As Greene gets ready to come to town (scheduled to be in twice this month — once this Friday night opening for Marah, and on June 28 he headlines the next WFPK Waterfront Wednesday free show), LEO asked him what he thinks of the acclaim for a way-ahead-of-his-years maturity in his latest songwriting. He wouldn’t own up to seeing different song-material topics or perspectives: “It’s hard for me to say because I feel differently now. That’s difficult for me to quantify. As far as material … for some reason, you find a new way to cover it.” But he also wasn’t ready to say that he’s the beneficiary of more experience with songwriting technique: “I think there is no ‘technically’ when it comes to songwriting. If it’s magical, you should just leave it. I don’t feel I’ve gotten better — but I probably have.”
This week’s appearance has Greene in a support slot on the bill at Headliners. At this point in his career, he splits dates between being opener and having top-billing. “It’s always different being the opener. There’s the pressure to win over the audience, who’ve come for the main act. When you’re the headliner … well, in certain circles, there’s the feeling you can just wank. But I feel like I want to have more pressure. I like it.”
The ensemble Greene’s bringing in is “two guitars, bass and drums. I’ll switch off between keyboards and guitar. And everybody sings.” He says that the musicians cut loose a little bit because they’re trying to re-create the vibe of the record with limited instrumentation.

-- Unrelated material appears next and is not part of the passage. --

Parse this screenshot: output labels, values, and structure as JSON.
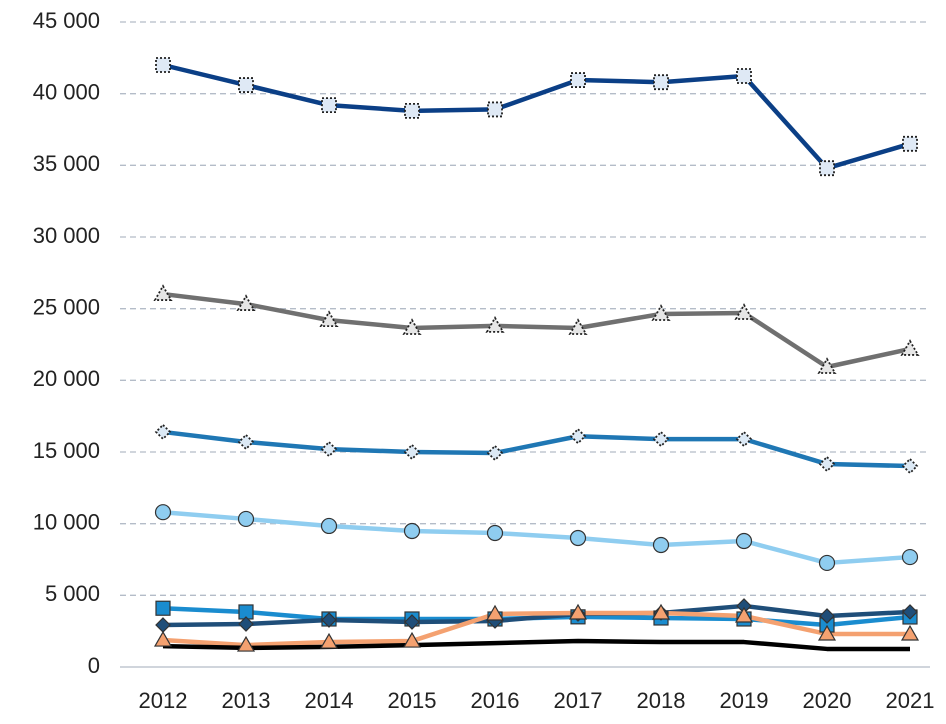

That vibe is very fresh even in the well-populated Americana musical genre. Greene naturally steps up as a confident rocker (the Ryan Adams-esque “Hollywood”), but the new album has a high proportion of acoustic-based tracks. These aren’t just token ballads — they represent a determined shift from the typical Triple-A setlist. Greene pulls the folk underpinnings out of “Love Song; 2:00 AM” until all that’s left is a romantic trying to find a lullaby that works for adults. Whatever new styles he comes up with, however, Greene is going to be associated with Americana for the time being. Just as indicated by his music on disc, the Californian sounds subtly ruffled at any attempt to pin him down so precisely: “Most record stores have the ‘Rock’ section, and that’s where you’ll find me. It’s kind of a big category — I mean, it’s got everything from psychobilly to trip-hop. I don’t even know what that stuff is! But rock is American music; we invented it. You could say that Ray Charles is a rock singer, even. … But you won’t find me in the jazz section.”
The Marah/Jackie Greene show might seem to be the middle stuff of an unusual sandwich this week, as Headliners’ calendar has them surrounded by alterna-rap acts Atmosphere (see Staff Picks) and Blackalicious (Thursday night, with Code Red, Aria Silenced and III). Last year’s album The Craft showed the California duo have become reliable veterans at delivering positive-tipping messages in a variety of formats. Whether backed by guitars and guest stars, or Chief Xcel’s haunting on-stage production selections, the settings are often lit up like a perfect landing strip for Gift of Gab to find his way home.